Het eerste hield in dat ongehuwde vrouwen van vijfentwintig jaar op de feestdag van Catharina van Alexandrië (25 november) door collega's en/of vriendinnen verblijd werden met een waanzinnig hoofddeksel, dat ze die dag moesten dragen. Het gebruik bestaat nog steeds, met name in de confectie- en naai-ateliers onder modistes. De Nederlandse kunstschilder Isaac Israëls heeft het gebruik minstens tweemaal op het linnen doek vastgelegd.
In het Franse taalgebruik verwijst de uitdrukking 'Porter la crosse de Saint-Nicolas' naar een (mogelijk imaginiair) volksgebruik, dat een ongehuwde dertigjarige man op 6 december van het jaar dat hij dertig wordt, met de kleine kinderen het sinterklaasfeest mee moet vieren.
In Duitsland bestaan, waarschijnlijk sinds de jaren zestig van de vorige eeuw, de gebruiken van het 'Trappenvegen' en het 'Deurklinkpoetsen' voor respectievelijk dertigjarige mannelijke vrijgezellen en vijfentwintigjarige vrouwelijke vrijgezellen. De activiteiten dienen plaats te vinden bij een openbaar gebouw in aanwezigheid van hun vriendenkring, en de betrokkene is pas van zijn/haar taak verlost als een toevallige voorbijganger hem / haar een zoen geeft.
-------------
Bert van Gelder (1950) is als socioloog gespecialiseerd in regionale volksgebruiken.
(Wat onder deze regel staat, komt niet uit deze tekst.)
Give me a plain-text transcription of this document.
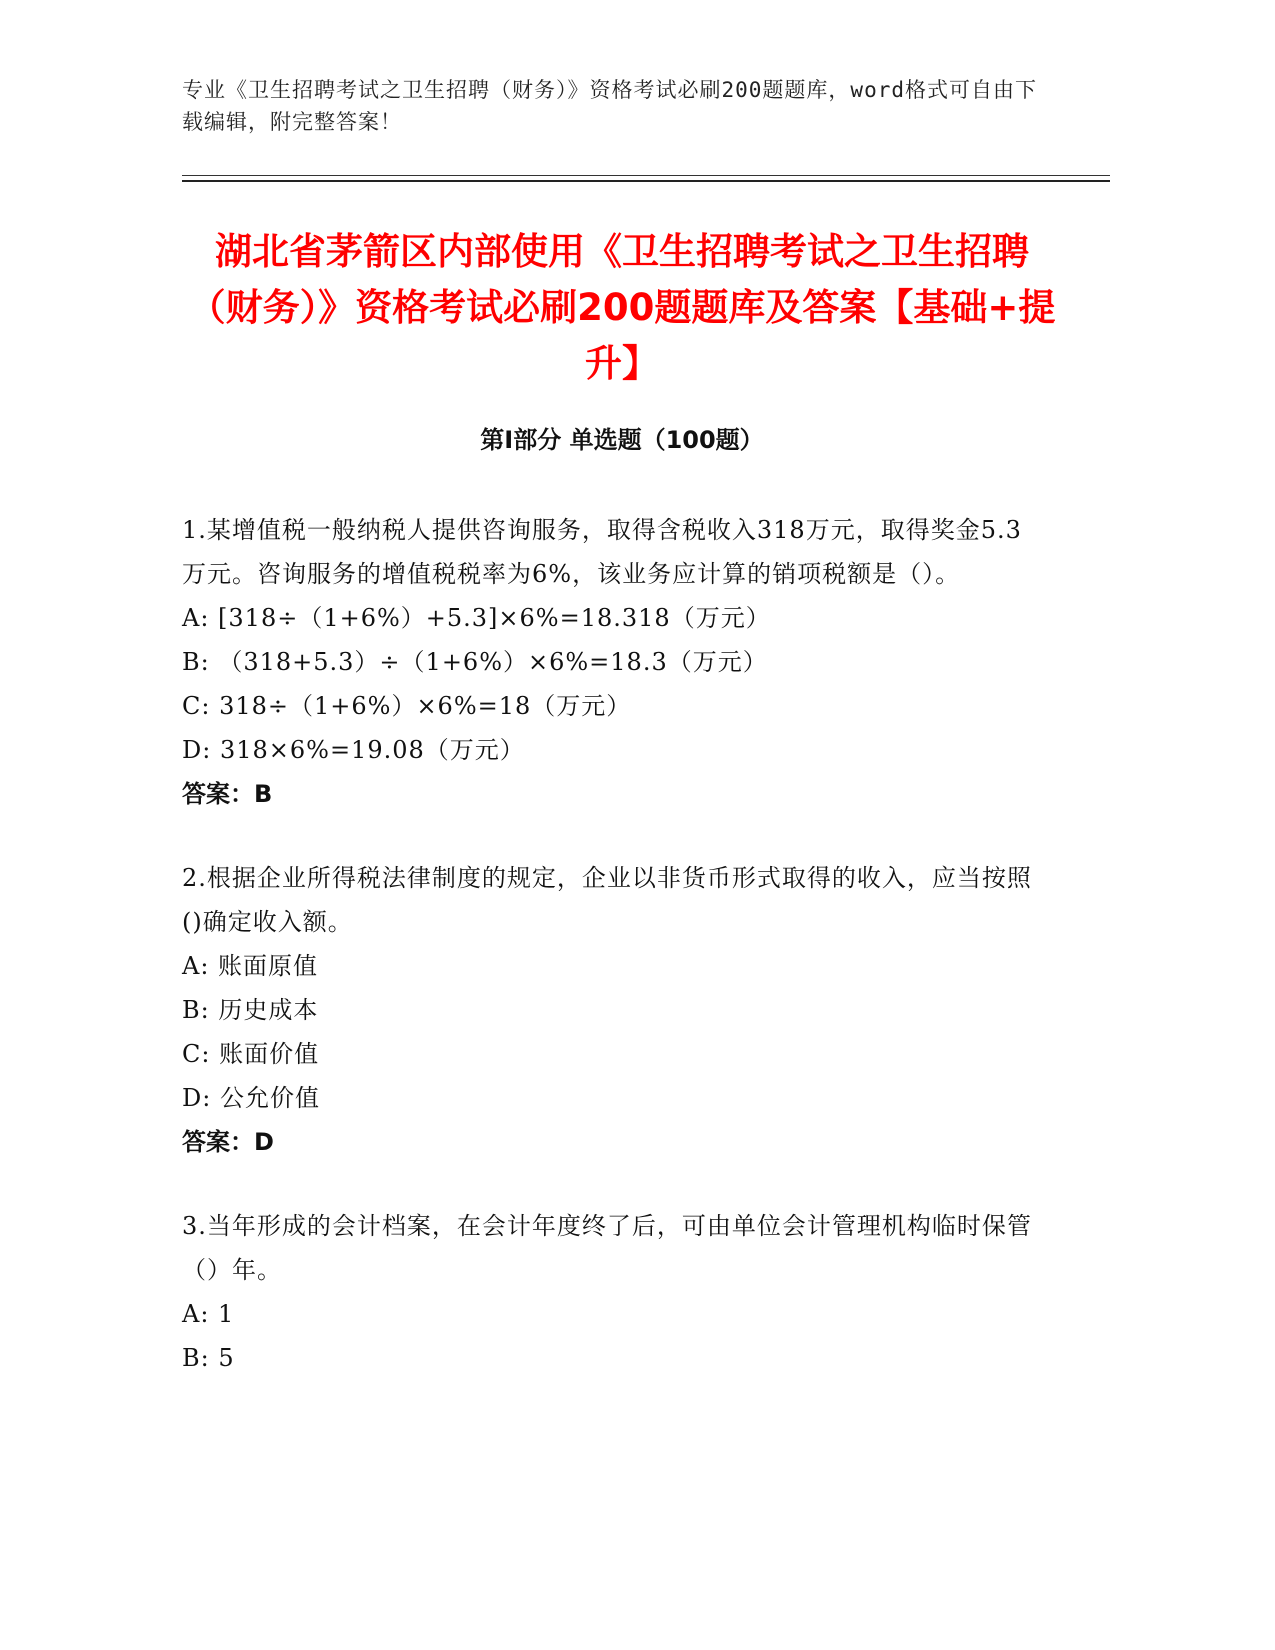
专业《卫生招聘考试之卫生招聘（财务）》资格考试必刷200题题库，word格式可自由下载编辑，附完整答案！
湖北省茅箭区内部使用《卫生招聘考试之卫生招聘（财务）》资格考试必刷200题题库及答案【基础+提升】
第Ⅰ部分 单选题（100题）

1.某增值税一般纳税人提供咨询服务，取得含税收入318万元，取得奖金5.3万元。咨询服务的增值税税率为6%，该业务应计算的销项税额是（）。

A: [318÷（1+6%）+5.3]×6%=18.318（万元）

B: （318+5.3）÷（1+6%）×6%=18.3（万元）

C: 318÷（1+6%）×6%=18（万元）

D: 318×6%=19.08（万元）

答案：B

2.根据企业所得税法律制度的规定，企业以非货币形式取得的收入，应当按照()确定收入额。

A: 账面原值

B: 历史成本

C: 账面价值

D: 公允价值

答案：D

3.当年形成的会计档案，在会计年度终了后，可由单位会计管理机构临时保管（）年。

A: 1

B: 5
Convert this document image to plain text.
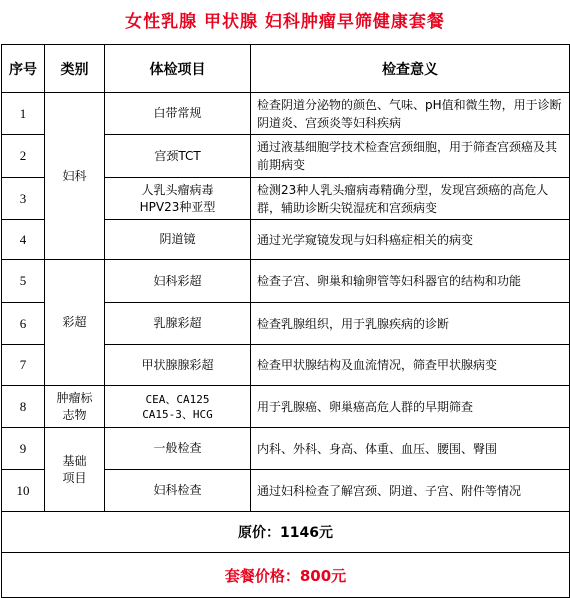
女性乳腺 甲状腺 妇科肿瘤早筛健康套餐
序号	类别	体检项目	检查意义
1	妇科	白带常规	检查阴道分泌物的颜色、气味、pH值和微生物，用于诊断阴道炎、宫颈炎等妇科疾病
2		宫颈TCT	通过液基细胞学技术检查宫颈细胞，用于筛查宫颈癌及其前期病变
3		人乳头瘤病毒
HPV23种亚型	检测23种人乳头瘤病毒精确分型，发现宫颈癌的高危人群，辅助诊断尖锐湿疣和宫颈病变
4		阴道镜	通过光学窥镜发现与妇科癌症相关的病变
5	彩超	妇科彩超	检查子宫、卵巢和输卵管等妇科器官的结构和功能
6		乳腺彩超	检查乳腺组织，用于乳腺疾病的诊断
7		甲状腺腺彩超	检查甲状腺结构及血流情况，筛查甲状腺病变
8	肿瘤标
志物	CEA、CA125
CA15-3、HCG	用于乳腺癌、卵巢癌高危人群的早期筛查
9	基础
项目	一般检查	内科、外科、身高、体重、血压、腰围、臀围
10		妇科检查	通过妇科检查了解宫颈、阴道、子宫、附件等情况
原价：1146元			
套餐价格：800元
Het bovenstaande verhaal is een samenvatting van zijn publicatie 'De Sleutel van de Ossewei', IJzendijke 2011 (2e 2019) [Uitgeverij De Zilverdistel].
In die publicatie zijn ook een namenlijst van de betrokkenen, foto's van de diverse ossenweiden en een uitgebreide literatuurlijst opgenomen. Informatie:
Deze samenvatting werd eerder in iets andere vorm gepubliceerd op de digitale site van het SCEZ in Middelburg in 2013.